Kritik am Reformpaket: Sachsens Ministerpräsident Kretschmer kritisiert Koalitionsbeschlüsse

Sachsens Ministerpräsident Michael Kretschmer (CDU) hält die Beschlüsse der schwarz-roten Koalition in Berlin für unzureichend, um Deutschlands wirtschaftliche Schwäche zu überwinden. »Das sind nur erste Schritte in die richtige Richtung«, sagte Kretschmer der Welt. »Um eine wirkliche Verbesserung der ökonomischen Situation und einen Stimmungswechsel zu erzeugen, sind wir noch sehr weit weg von einem Maßnahmenpaket, das uns wirklich einen Aufschwung bringt«, sagte der CDU-Politiker. Am Freitag hatte die schwarz-rote Koalition das Spargesetz für die gesetzlichen Krankenkassen und des Gebäudemodernisierungsgesetzes mit neuen Regeln für das Heizen durch Bundestag und Bundesrat verabschiedet.

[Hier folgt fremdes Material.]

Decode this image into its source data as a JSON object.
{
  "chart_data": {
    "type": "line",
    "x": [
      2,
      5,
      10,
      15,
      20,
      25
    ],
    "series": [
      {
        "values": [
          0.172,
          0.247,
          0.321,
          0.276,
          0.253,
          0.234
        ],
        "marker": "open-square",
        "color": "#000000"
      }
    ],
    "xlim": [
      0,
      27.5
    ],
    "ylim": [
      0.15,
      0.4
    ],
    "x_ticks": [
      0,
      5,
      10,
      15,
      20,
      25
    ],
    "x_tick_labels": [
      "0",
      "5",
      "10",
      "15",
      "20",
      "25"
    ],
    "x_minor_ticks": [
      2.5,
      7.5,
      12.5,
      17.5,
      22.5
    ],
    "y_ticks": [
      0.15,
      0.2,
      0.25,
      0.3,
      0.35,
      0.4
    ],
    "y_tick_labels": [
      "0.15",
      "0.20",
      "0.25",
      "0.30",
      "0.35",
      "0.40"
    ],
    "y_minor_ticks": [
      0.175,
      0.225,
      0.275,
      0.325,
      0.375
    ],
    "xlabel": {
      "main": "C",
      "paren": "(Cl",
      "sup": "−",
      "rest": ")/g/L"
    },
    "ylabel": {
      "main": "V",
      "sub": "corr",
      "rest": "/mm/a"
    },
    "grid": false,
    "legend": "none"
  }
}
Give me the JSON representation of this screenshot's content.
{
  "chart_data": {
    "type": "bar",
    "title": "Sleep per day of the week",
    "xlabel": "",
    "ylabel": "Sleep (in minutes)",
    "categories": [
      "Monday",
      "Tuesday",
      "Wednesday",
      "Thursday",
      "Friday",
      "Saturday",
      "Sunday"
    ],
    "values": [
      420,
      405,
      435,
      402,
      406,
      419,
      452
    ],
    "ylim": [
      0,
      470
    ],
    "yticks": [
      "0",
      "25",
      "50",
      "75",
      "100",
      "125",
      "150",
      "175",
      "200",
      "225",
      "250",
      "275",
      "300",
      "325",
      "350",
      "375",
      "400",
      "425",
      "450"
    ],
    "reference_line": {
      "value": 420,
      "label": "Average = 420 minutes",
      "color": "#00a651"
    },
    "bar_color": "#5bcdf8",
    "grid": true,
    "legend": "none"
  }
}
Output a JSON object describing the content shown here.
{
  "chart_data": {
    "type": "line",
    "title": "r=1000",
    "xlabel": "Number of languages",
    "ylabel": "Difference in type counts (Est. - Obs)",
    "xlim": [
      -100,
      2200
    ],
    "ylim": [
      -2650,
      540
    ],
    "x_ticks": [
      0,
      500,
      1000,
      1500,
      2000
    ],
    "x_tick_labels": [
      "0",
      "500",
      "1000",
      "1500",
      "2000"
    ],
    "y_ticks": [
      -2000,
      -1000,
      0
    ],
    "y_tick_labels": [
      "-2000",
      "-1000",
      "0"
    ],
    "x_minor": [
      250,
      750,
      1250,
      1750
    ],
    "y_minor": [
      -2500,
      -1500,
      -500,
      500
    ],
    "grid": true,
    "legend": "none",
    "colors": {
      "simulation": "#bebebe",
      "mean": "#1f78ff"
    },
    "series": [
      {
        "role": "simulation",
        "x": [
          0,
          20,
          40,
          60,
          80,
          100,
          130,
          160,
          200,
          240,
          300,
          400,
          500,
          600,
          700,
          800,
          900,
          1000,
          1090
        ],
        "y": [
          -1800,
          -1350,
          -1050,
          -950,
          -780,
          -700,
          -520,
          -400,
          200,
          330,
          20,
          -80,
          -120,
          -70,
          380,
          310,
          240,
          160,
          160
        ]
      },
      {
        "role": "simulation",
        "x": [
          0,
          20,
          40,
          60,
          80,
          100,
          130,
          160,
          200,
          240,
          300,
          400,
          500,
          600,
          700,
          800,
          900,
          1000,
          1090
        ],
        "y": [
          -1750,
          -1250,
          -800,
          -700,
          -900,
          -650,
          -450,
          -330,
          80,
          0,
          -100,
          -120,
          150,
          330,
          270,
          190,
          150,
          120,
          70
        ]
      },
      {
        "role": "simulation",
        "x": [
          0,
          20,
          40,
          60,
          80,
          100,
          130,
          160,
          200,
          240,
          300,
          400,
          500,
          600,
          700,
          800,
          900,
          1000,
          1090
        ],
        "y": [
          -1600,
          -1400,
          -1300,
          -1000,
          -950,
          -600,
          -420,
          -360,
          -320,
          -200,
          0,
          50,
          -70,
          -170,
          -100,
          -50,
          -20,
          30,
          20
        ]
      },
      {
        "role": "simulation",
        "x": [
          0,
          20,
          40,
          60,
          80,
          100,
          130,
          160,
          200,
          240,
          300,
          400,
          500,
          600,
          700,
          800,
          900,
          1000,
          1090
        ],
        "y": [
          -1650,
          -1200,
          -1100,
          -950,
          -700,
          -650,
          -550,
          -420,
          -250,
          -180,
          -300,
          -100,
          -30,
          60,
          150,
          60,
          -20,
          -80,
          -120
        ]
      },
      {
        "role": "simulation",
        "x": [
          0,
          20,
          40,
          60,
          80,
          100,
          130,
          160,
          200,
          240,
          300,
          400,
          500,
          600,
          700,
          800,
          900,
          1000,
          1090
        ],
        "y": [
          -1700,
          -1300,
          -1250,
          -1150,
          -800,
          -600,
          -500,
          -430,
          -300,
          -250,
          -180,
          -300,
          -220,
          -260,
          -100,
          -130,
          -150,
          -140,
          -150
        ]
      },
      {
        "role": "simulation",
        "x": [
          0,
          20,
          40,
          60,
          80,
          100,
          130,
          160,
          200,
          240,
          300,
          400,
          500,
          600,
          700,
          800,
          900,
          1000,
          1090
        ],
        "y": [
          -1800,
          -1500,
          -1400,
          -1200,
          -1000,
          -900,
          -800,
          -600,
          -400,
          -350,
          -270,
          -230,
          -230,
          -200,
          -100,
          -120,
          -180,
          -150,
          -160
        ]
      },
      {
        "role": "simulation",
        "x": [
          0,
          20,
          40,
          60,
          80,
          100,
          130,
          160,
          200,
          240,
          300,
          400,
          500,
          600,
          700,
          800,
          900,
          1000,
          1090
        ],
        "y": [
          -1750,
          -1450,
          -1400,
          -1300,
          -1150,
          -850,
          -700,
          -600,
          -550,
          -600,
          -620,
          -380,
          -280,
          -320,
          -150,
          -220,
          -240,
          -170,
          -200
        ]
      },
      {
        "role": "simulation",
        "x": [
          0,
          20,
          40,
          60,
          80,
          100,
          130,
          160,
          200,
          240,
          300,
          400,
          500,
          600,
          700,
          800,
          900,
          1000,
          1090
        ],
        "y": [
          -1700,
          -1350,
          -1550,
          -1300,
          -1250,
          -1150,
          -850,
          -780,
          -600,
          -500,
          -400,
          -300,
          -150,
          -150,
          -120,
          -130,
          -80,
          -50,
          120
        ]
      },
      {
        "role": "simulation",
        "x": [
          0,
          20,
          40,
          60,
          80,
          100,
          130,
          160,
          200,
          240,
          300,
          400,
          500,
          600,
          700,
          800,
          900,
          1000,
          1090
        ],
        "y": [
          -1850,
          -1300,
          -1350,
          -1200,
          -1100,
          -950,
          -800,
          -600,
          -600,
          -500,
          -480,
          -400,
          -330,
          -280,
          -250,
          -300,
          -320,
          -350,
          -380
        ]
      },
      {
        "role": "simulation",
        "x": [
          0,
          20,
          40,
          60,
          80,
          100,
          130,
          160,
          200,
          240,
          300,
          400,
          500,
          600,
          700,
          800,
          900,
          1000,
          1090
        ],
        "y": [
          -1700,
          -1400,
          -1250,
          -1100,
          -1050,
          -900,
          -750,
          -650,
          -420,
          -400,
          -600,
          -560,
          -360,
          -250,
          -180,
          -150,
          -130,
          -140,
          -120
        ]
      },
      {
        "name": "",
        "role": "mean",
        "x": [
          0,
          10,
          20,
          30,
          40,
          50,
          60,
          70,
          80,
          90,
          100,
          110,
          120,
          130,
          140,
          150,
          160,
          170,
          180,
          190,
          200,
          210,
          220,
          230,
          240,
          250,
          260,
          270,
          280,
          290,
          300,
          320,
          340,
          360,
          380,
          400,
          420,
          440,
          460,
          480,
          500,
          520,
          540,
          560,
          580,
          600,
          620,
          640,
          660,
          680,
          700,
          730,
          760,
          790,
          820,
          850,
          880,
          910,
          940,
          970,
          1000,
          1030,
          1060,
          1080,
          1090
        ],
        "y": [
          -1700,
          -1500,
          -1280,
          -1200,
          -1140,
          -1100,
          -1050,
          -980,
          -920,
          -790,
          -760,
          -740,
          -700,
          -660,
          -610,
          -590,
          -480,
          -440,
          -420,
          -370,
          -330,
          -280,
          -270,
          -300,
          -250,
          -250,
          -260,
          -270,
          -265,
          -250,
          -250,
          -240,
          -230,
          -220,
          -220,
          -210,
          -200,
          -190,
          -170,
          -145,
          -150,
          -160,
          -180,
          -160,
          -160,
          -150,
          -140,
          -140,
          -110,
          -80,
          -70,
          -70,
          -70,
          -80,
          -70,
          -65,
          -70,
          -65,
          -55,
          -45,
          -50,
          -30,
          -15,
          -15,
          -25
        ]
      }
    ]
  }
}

Die Koalition will zudem die Empfehlungen der Rentenkommission umsetzen. Im Koalitionsausschuss hatten sich Union und SPD ferner auf ein Reformpaket mit steuerlichen Entlastungen für kleines und mittleres Einkommen ab 2027 sowie zu Arbeit und Entbürokratisierung verständigt. »Wir brauchen eine Schneise der Freiheit« »Es geht etwas. Aber jetzt müssen wir alle miteinander darauf bestehen, dass noch viel mehr gehen muss«, sagte Kretschmer. Aus seiner Sicht habe die Koalition vor allem eine Anpassung der staatlichen Leistungen an die schrumpfende Wirtschaftskraft und zurückgehende Steuereinnahmen beschlossen. »Aber eine grundlegende Reform, die uns wirklich wettbewerbsfähig und wieder zum Exportweltmeister machen könnte, ist noch nicht angeschoben.« In Berlin gelinge es nicht, »die Entscheidungen zu treffen, die notwendig sind«. Kretschmer warf der Koalition vor, dass es ihr an der Erkenntnis fehle, wie rasant die wirtschaftliche Talfahrt Deutschlands sei. »Was wir jetzt brauchen, sind substanzielle Entscheidungen für eine andere Energiepolitik, eine andere Klimaschutzpolitik, ein anderes Verhältnis von Bürger und Staat. All das sehe ich nicht.« Es würden immer nur neue Richtlinien geschaffen, statt einen Befreiungsschlag zu führen. »Wir brauchen eine Schneise der Freiheit, in Berlin wie in Brüssel weniger Regulierung«, sagte Kretschmer.